Latest satelite images look like it's starting to break away from the front. Front is moving NE while the storm is pulling SE and it appears there already may be a bit of organization around a circulation center. This could be it. Once it starts to spin and head back west we should have a better idea of how it will affect surf and if it will hit land.
Gabrielle still taking her good ol' time. Less organized today? Sat image looked more organized to me. Not a good sign for the weekend.
A NON-TROPICAL LOW PRES SYSTEM IS LOCATED BETWEEN BERMUDA AND
THE BAHAMAS CENTERED NEAR 29N69W...ANALYZED 1009 MB. THE LOW HAS
BEEN NEARLY STATIONARY THIS MORNING...BUT IS EXPECTED TO MOVE
GENERALLY TOWARD THE NORTHWEST OVER THE NEXT DAY OR SO.
SATELLITE IMAGES SHOW THIS LOW HIGHLY ELONGATED AND STRETCHED
NE-SW ALONG A TROUGH AXIS...WHICH EXTENDS FROM THE LOW
SOUTHWESTWARD ACROSS THE CENTRAL BAHAMAS TO 23N78W. IR IMAGES
AND LIGHTNING DATA SUGGEST THAT SCATTERED SHOWERS AND TSTMS ARE
WITHIN 210 NM E OF THE LOW AND WITHIN 90 NM E OF THE TRAILING
TROUGH AXIS. WATER VAPOR IMAGERY DEPICTS ABUNDANT DRY AIR TO THE
W OF THE LOW/TROUGH. THE INTERACTION WITH THIS UPPER LOW HAS
GENERALLY MADE THIS SYSTEM LESS ORGANIZED TODAY. HOWEVER...THE
UPPER PATTERN COULD BECOME MORE FAVORABLE OVER THE NEXT COUPLE
OF DAYS...AND THERE IS STILL SOME POTENTIAL FOR THIS SYSTEM TO
BECOME A TROPICAL CYCLONE.
I think i remember you saying that the swell model can't handle hurricane or tropical winds...so should we be relying on any of the models to any extent at this point? Im trying to make the call to head to Ocean City, Md, or the OBX. If this turns out to be extratropical (a low pressure with the strongest winds further away from the center) it could turn out to be a lot like that one we got in early June, which was sick for Ocean City. Any thoughts?
Looking more like a cold front than a low pressure to me...
Although the visible loop ending at 18:45UTC is showing a swirl (possibly low-level based on the HDW-low wind feature in NOAA satellite imagery).
Bottom line on this one is that we seem to have a real problem with local winds throughout the swell event. There are a couple of spots that'll work but most won't. I'm hoping that the marine forecast changes for the better.

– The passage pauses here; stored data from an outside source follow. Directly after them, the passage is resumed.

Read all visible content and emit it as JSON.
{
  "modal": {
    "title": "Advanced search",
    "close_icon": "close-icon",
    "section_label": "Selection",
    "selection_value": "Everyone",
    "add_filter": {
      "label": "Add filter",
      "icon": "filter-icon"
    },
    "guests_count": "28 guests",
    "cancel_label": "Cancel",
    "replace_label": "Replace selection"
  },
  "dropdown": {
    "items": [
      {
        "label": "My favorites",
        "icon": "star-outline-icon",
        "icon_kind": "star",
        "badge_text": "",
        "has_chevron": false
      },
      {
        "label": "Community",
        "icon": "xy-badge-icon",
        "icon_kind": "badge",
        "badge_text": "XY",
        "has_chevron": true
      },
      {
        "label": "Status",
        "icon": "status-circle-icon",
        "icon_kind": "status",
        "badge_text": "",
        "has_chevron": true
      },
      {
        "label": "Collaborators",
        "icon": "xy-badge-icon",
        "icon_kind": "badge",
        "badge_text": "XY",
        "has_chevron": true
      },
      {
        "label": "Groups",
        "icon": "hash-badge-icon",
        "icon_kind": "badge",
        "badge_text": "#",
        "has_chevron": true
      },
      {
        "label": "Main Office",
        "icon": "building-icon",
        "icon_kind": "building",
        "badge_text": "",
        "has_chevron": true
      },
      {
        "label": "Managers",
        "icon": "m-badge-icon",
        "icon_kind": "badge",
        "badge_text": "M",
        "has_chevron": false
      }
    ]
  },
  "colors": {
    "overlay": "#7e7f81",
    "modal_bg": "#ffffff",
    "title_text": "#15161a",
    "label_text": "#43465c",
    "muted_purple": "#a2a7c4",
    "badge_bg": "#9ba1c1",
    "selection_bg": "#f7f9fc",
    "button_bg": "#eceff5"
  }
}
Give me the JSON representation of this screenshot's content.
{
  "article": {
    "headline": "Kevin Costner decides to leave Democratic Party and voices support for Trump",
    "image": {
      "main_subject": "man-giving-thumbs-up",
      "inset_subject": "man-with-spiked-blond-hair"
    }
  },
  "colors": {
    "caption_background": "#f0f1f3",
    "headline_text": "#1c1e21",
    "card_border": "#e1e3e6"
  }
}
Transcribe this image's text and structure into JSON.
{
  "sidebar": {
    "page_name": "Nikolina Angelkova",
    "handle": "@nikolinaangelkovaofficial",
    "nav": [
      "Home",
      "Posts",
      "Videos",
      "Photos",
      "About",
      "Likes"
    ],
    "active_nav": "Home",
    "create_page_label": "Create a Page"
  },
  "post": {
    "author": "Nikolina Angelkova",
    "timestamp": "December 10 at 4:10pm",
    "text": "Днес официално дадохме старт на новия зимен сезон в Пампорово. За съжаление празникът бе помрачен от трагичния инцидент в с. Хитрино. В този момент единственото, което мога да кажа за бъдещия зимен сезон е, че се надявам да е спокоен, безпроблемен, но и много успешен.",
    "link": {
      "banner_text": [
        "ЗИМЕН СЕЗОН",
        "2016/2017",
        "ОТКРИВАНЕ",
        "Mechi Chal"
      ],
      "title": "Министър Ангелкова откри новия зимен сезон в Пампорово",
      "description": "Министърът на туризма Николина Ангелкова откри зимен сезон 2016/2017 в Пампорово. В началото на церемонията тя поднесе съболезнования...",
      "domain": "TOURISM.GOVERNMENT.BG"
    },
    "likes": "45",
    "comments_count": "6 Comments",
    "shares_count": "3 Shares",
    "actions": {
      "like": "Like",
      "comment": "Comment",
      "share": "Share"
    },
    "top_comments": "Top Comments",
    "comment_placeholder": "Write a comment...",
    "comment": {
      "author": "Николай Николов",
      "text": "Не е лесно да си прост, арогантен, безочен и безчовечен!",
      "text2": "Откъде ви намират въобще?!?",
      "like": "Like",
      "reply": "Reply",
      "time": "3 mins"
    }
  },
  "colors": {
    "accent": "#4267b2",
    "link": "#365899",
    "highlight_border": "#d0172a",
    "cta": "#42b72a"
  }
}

Looks like a lower level L shape to me, which could be a good sign for future development, but those upper level winds are still tearing it apart. If you stare at it long enough it even appears to have some slight westward movement which might get it away from that front and allow it to develop. If it does it likely wont have time to reach 'caine speeds before hitting the coast (NC maybe).
Originally Posted by Lumpy
Agreed. There will likely be a small window of oportunity before and after it passes over land, but not much. I think the oportunity for favorable wind is better after it goes back out to sea.
Originally Posted by Artie
Micah's model just updated with a different picture. Less than optimistic picture...I'm gonna drive myself nuts looking at this....
R2D2 funny on "staring at it long enough". This thread really has brought out all desparity in us wave riders. My hopeful prognosis lines up as follows:
Originally Posted by rDJ
Subtropical Storm to move WNW through Friday night all while slooooooowwwwlllyyy strengthening until Saturday morning afternoon. Then by Saturday night the wind field gradient will tighten and develop a nice 300 miles fetch of SE'sterly Beaufort 7 winds. Seas still modeled @ > 4 meters( 13'+) directed on a 140 degree path towards the OBX and 150 degrees towards Seacrets. I suspect that Sunday AM will have bumpy beginnings in the chest to head high zone with switching sideshore wind and finally offshore by late afternoon once the whatever you call it system swings by. With that wind and swell direction along the DelMarVa there are goin to be some stand up righthanded barrels.
See ya'll out there giggling and carrying on!!!